La série qui a révélé Billy Crystal au grand public fut ciblée par un boycott de l’Église catholique

Image d'illustration. SoapABC / PR-ADN
Billy Crystal a accédé à la notoriété grâce à une série télévisée devenue culte, mais celle-ci a suscité de vives réactions : la puissante Église catholique a appelé au boycott, provoquant une controverse nationale autour du programme.
Tl;dr
- Sitcom « Soap » a brisé des tabous dès 1977.
- Jodie Dallas, l’un des premiers personnages gays à la TV.
- Polémique : rejet par religieux et critiques de la communauté LGBT.

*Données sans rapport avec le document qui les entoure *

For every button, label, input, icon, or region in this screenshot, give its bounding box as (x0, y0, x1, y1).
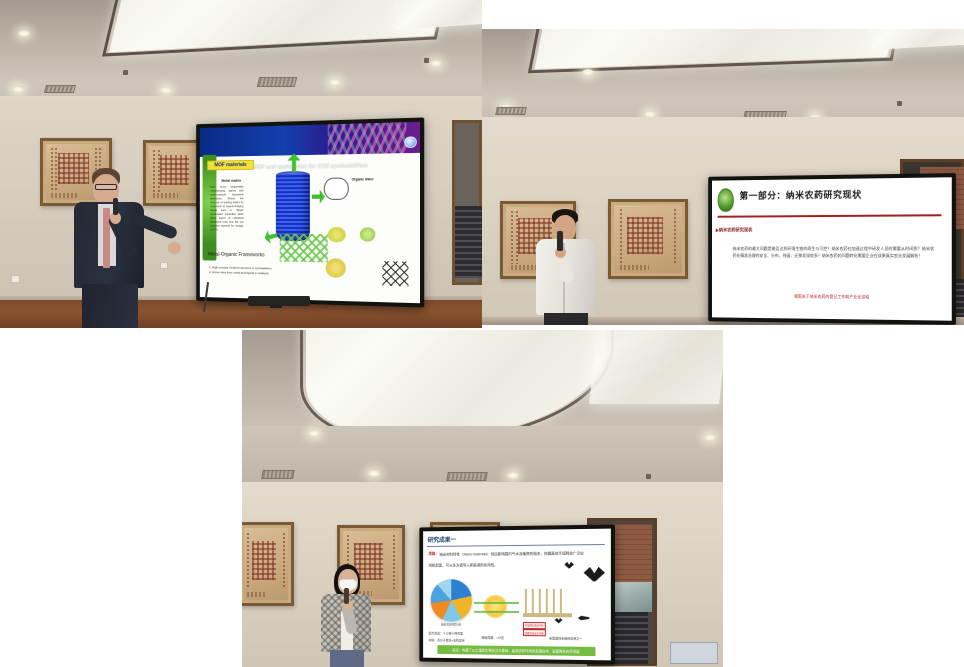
slide1-lattice-figure (383, 261, 409, 287)
display-screen-1: Synthesis of MOF and application for CO2… (200, 122, 420, 303)
slide1-subsection-title: Metal-Organic Frameworks (208, 251, 265, 258)
slide1-title-bar (200, 122, 420, 157)
slide3-bird-icon-small (564, 562, 574, 569)
presenter-trousers (82, 284, 138, 328)
slide3-col-label-2: 材料：高分子聚合+无机复合 (429, 638, 465, 642)
slide1-banner-art (328, 122, 406, 154)
sprinkler-2 (424, 58, 429, 63)
slide1-university-badge-icon (405, 136, 417, 148)
laptop-silhouette-bc (670, 642, 718, 664)
slide1-label-organic-linker: Organic linker (352, 177, 384, 182)
slide-nano-pesticide: 第一部分：纳米农药研究现状 纳米农药研究现状 纳米农药的最大问题是能否达到环境生… (712, 177, 952, 320)
photo-panel-top-right: 第一部分：纳米农药研究现状 纳米农药研究现状 纳米农药的最大问题是能否达到环境生… (482, 29, 964, 325)
slide3-green-band-1 (474, 602, 519, 604)
presenter-tie (103, 208, 110, 268)
slide3-col-label-1: 配方筛选：十三种十种剂型 (429, 631, 463, 635)
downlight-3 (160, 87, 172, 94)
slide1-body-heading: Metal matrix (222, 178, 242, 182)
downlight-bc-1 (308, 430, 320, 437)
slide3-soil-band (523, 613, 572, 617)
calligraphy-frame-tr-2 (608, 199, 688, 279)
slide1-bullet-2: 2. Active sites from metal and ligand in… (209, 270, 279, 277)
display-screen-frame-3: 研究成果一 思路： 纳米材料特性（Nano-materials）效应影响国内气水… (419, 524, 615, 664)
presenter-glasses-icon (95, 184, 117, 190)
slide3-crop-field (524, 589, 566, 612)
ceiling-vent-bc-2 (446, 472, 488, 481)
slide1-bullets: 1. High porosity Ordered structure in cy… (209, 265, 279, 277)
slide2-highlight-text: 我国关于纳米农药的登记工作和产业化进程 (763, 293, 902, 300)
downlight-5 (430, 60, 442, 67)
display-screen-frame-2: 第一部分：纳米农药研究现状 纳米农药研究现状 纳米农药的最大问题是能否达到环境生… (708, 173, 956, 325)
ceiling-vent-2 (257, 77, 297, 87)
slide1-cluster-3 (326, 258, 346, 278)
display-screen-frame-1: Synthesis of MOF and application for CO2… (196, 117, 424, 307)
slide3-col-label-4: 新型固体系统的应用之一 (549, 636, 582, 640)
downlight-1 (18, 30, 30, 37)
downlight-bc-2 (368, 470, 380, 477)
calligraphy-seal-tr-2 (627, 217, 663, 254)
downlight-4 (329, 79, 341, 86)
ceiling-vent-tr-1 (495, 107, 527, 115)
slide2-leaf-logo-icon (718, 189, 734, 212)
slide3-sun-icon (483, 595, 507, 618)
slide3-fish-icon (578, 615, 590, 620)
photo-collage: Synthesis of MOF and application for CO2… (0, 0, 964, 667)
slide1-mof-cube (276, 174, 311, 241)
display-stand-base-1 (248, 296, 310, 306)
display-screen-3: 研究成果一 思路： 纳米材料特性（Nano-materials）效应影响国内气水… (423, 529, 611, 661)
slide3-pie-chart (430, 579, 472, 621)
slide3-annotation-1: 高效靶向递送系统 (523, 622, 546, 629)
stacked-chairs (455, 206, 482, 278)
slide3-conclusion-bar: 结论：构建了以土壤和生物关注为基础，高效农药可持续发展技术，显著降低农药用量 (438, 645, 596, 656)
slide3-lead-text-2: 用和配套，可从多方面导入新能源的实用性。 (429, 562, 553, 569)
calligraphy-seal-bc-1 (252, 541, 276, 580)
slide-mof-co2: Synthesis of MOF and application for CO2… (200, 122, 420, 303)
slide3-green-band-2 (474, 611, 519, 613)
slide2-divider-rule (718, 215, 942, 218)
presenter2-microphone (557, 231, 563, 251)
presenter-hand-right (168, 242, 181, 254)
presenter-white-jacket (530, 209, 620, 325)
slide3-pie-chart-caption: 纳米农药剂型分布 (427, 622, 476, 626)
slide1-body-text: MOF some sequentially manufacturing agen… (210, 185, 243, 232)
presenter-suit (60, 168, 190, 328)
presenter3-microphone (344, 588, 349, 604)
slide-research-results: 研究成果一 思路： 纳米材料特性（Nano-materials）效应影响国内气水… (423, 529, 611, 661)
downlight-bc-4 (704, 434, 716, 441)
slide1-cluster-2 (360, 227, 376, 241)
calligraphy-frame-bc-1 (242, 522, 294, 606)
ceiling-vent-1 (44, 85, 76, 93)
presenter-masked-woman (320, 564, 390, 667)
sprinkler-1 (123, 70, 128, 75)
slide3-annotation-2: 减量增效安全控害 (523, 629, 546, 636)
photo-panel-bottom-center: 研究成果一 思路： 纳米材料特性（Nano-materials）效应影响国内气水… (242, 330, 723, 667)
slide3-insect-icon (555, 618, 563, 623)
downlight-bc-3 (507, 472, 519, 479)
slide3-bird-icon-large (584, 567, 605, 582)
slide2-body-text: 纳米农药的最大问题是能否达到环境生物的再生与可控？纳米农药在加速过程中研发人员的… (733, 245, 935, 259)
slide1-arrow-right-icon (312, 190, 325, 204)
wall-outlet-2 (11, 275, 20, 283)
slide1-cluster-1 (328, 227, 346, 243)
slide3-lead-text: 纳米材料特性（Nano-materials）效应影响国内气水及植物的吸收，快捷高… (439, 550, 603, 558)
slide1-section-tab: MOF materials (207, 160, 254, 170)
presenter3-trousers (330, 650, 364, 667)
display-screen-2: 第一部分：纳米农药研究现状 纳米农药研究现状 纳米农药的最大问题是能否达到环境生… (712, 177, 952, 320)
slide3-col-label-3: 释放周期：>70天 (481, 635, 504, 639)
slide1-green-network (280, 233, 328, 262)
photo-panel-top-left: Synthesis of MOF and application for CO2… (0, 0, 482, 328)
ceiling-vent-bc-1 (261, 470, 295, 479)
downlight-tr-1 (582, 69, 594, 76)
presenter-microphone (113, 198, 118, 215)
sprinkler-tr (897, 101, 902, 106)
slide3-title-rule (427, 544, 605, 547)
slide3-title: 研究成果一 (428, 535, 457, 544)
slide1-organic-linker-figure (324, 177, 349, 200)
sprinkler-bc (646, 474, 651, 479)
slide2-title: 第一部分：纳米农药研究现状 (740, 188, 862, 202)
downlight-2 (12, 86, 24, 93)
presenter2-trousers (544, 313, 588, 325)
slide3-lead-tag: 思路： (429, 551, 439, 556)
slide2-subheading: 纳米农药研究现状 (719, 227, 753, 233)
ceiling-light-panel-bc-right (589, 330, 723, 404)
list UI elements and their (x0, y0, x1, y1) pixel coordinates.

Une satire télévisuelle qui fait date
En 1977, la série américaine Soap, imaginée par Susan Harris, s’est imposée comme une satire mordante des feuilletons télévisés de l’époque. Avec ses histoires abracadabrantes – de l’enlèvement extraterrestre à la révolution communiste en passant par des intrigues amoureuses typiques du genre – la série n’a pas tardé à bousculer les codes. Parmi son casting, une révélation : le jeune Billy Crystal, qui y campe le personnage de Jodie Dallas. À cette époque, l’acteur amorçait tout juste sa percée sur la scène humoristique américaine.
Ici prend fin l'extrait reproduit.